Working on how to find the best money market rates might be the most important to you. However, it's also important to consider things like fees, minimum balance requirements, access to paper checks, or if the bank or credit union matches your values, such as environmentally friendly banks. 

Rebell says that opening a money market account with a bank you already know is sometimes the right call. "There is something to be said, if you are comfortable in your bank, and you choose to keep your business there because of other services that they offer."

Role of money market accounts

Liquidity and risk management

Money market accounts are low-risk because they are bank accounts. With money market accounts, you can have easy access to your money during emergencies while still making a great rate, and you don't need to worry that your money will be gone when you need it most.
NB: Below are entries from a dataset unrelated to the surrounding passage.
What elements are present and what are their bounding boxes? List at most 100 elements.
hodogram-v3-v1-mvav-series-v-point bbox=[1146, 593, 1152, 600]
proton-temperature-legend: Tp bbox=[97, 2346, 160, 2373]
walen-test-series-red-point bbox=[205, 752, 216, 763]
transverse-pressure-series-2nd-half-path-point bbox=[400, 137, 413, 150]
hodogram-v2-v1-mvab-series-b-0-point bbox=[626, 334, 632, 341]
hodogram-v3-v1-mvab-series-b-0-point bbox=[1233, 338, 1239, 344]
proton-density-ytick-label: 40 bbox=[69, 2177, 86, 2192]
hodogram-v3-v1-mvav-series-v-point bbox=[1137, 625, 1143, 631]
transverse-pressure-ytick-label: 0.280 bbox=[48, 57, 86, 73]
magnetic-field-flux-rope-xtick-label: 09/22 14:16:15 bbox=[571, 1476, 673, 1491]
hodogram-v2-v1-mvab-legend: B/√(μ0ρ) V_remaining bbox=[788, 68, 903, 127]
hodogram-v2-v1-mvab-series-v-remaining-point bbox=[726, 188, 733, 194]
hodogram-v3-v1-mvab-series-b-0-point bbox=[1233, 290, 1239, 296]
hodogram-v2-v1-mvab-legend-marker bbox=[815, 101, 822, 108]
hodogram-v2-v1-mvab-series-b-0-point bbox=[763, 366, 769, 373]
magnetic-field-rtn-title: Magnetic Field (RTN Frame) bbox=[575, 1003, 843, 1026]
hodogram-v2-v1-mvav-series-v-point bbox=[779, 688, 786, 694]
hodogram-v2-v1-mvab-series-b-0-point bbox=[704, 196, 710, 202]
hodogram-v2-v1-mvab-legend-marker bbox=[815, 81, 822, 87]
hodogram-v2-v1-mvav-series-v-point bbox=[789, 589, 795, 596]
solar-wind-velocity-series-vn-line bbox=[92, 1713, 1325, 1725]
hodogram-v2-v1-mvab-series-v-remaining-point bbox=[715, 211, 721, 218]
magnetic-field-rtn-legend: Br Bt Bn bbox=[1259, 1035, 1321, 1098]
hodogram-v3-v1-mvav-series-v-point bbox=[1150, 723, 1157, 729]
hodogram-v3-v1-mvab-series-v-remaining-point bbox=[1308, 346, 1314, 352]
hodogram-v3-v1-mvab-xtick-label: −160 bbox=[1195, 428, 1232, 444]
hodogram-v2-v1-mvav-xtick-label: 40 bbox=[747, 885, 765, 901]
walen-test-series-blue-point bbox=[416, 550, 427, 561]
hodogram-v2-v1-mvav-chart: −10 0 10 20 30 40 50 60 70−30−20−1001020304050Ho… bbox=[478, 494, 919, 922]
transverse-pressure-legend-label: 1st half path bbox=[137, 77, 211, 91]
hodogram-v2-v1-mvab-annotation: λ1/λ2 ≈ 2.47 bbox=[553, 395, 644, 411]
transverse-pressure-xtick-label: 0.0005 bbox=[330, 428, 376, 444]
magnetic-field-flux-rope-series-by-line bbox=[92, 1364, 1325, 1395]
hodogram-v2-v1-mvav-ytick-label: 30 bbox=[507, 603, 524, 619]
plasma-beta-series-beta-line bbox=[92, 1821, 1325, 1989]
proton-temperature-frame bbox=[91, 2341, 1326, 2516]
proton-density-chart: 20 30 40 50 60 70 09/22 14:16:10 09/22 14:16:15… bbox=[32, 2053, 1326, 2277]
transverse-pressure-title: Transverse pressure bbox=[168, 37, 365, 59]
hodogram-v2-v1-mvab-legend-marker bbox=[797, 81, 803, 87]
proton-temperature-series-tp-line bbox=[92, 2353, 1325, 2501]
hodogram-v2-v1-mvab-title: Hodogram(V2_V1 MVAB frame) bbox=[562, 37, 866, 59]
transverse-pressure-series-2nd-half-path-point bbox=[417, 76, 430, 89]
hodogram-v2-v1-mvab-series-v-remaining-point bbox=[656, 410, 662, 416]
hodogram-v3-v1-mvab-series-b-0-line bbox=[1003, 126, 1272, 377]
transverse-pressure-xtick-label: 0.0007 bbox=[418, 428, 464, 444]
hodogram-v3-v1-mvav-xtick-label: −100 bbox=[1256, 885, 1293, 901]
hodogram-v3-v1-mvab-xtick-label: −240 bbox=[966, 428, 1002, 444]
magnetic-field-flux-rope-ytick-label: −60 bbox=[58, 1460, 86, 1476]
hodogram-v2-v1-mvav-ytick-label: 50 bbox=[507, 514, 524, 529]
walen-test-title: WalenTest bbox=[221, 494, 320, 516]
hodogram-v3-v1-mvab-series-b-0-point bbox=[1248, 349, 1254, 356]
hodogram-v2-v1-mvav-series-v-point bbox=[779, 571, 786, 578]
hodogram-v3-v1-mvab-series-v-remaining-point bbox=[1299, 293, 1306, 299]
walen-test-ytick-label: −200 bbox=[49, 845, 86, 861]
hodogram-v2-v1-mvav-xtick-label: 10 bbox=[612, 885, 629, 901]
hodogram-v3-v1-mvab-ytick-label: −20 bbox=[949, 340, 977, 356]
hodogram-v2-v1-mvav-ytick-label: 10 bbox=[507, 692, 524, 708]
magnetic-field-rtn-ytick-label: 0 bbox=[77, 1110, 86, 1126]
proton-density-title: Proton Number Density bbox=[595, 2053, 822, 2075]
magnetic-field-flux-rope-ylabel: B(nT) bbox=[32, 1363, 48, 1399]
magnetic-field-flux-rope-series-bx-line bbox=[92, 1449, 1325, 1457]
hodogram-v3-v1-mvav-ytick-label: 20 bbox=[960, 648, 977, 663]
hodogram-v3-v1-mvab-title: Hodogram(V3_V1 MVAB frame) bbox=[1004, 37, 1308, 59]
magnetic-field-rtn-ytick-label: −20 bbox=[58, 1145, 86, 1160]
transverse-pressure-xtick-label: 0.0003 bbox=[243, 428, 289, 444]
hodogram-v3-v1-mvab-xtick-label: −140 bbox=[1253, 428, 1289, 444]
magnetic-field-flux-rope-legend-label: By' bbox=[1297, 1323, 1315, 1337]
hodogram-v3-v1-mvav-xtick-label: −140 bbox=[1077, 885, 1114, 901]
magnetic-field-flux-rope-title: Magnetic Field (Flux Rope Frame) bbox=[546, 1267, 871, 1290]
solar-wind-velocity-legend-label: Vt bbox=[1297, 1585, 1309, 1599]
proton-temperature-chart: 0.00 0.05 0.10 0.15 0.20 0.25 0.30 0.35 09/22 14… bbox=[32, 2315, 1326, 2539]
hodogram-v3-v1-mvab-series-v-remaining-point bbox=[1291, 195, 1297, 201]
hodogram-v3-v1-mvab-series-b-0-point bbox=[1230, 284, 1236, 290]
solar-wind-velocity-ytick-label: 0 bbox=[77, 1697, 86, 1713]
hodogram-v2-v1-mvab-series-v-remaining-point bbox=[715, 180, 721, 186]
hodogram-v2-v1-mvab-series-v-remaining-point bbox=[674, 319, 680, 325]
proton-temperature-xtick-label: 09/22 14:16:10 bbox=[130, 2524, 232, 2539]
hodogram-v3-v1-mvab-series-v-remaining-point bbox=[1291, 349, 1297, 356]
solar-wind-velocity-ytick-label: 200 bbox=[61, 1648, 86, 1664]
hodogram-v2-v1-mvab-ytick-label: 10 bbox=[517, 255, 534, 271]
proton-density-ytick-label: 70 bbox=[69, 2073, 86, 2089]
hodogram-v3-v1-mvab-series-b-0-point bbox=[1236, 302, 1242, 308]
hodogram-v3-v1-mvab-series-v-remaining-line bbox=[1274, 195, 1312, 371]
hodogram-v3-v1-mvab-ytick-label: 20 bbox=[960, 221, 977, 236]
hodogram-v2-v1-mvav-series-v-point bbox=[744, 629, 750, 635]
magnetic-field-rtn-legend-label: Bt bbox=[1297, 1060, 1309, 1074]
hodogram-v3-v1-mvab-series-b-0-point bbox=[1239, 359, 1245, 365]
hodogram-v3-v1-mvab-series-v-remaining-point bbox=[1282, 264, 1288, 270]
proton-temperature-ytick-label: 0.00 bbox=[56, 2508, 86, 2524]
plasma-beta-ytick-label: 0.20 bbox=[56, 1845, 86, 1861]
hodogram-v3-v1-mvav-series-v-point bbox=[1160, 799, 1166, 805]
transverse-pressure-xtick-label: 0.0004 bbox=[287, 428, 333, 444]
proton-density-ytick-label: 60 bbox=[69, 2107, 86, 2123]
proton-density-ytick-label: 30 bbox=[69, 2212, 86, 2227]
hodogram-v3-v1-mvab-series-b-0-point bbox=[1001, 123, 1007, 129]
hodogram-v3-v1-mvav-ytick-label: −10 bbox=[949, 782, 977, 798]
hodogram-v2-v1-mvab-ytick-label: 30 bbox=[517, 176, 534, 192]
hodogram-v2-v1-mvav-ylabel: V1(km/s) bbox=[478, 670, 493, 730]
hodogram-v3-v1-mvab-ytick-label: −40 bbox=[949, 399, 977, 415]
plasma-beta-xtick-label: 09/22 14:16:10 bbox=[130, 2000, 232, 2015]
Ultimately, Rebell recommends speaking to a financial planner who can understand your individual situation when deciding on a financial portfolio. At the same time, Rebell says that money market accounts might be a good place for your emergency funds, depending on your situation. 

"It's a good place to stash your emergency fund savings because you do have that liquidity, but you're getting that little bit extra bang for your buck," says Rebell. Keep in mind that a high-yield savings account might be better for you if your emergency fund is smaller and doesn't meet your money market account's minimum balance requirements.

Diversifying your savings strategies

Since money market accounts are low-risk, you might consider a higher-risk investment with a higher return, like a mutual fund, if you have money that you're not afraid to lose. 

Investing apps can help you get started investing, if you're comfortable investing from your phone.

On the other hand, if you have money you don't want to lose but also won't need anytime soon, you might want to consider a certificate of deposit. These are insured, like money market accounts, but you generally can't withdraw money from them until their term length is up without paying significant fees.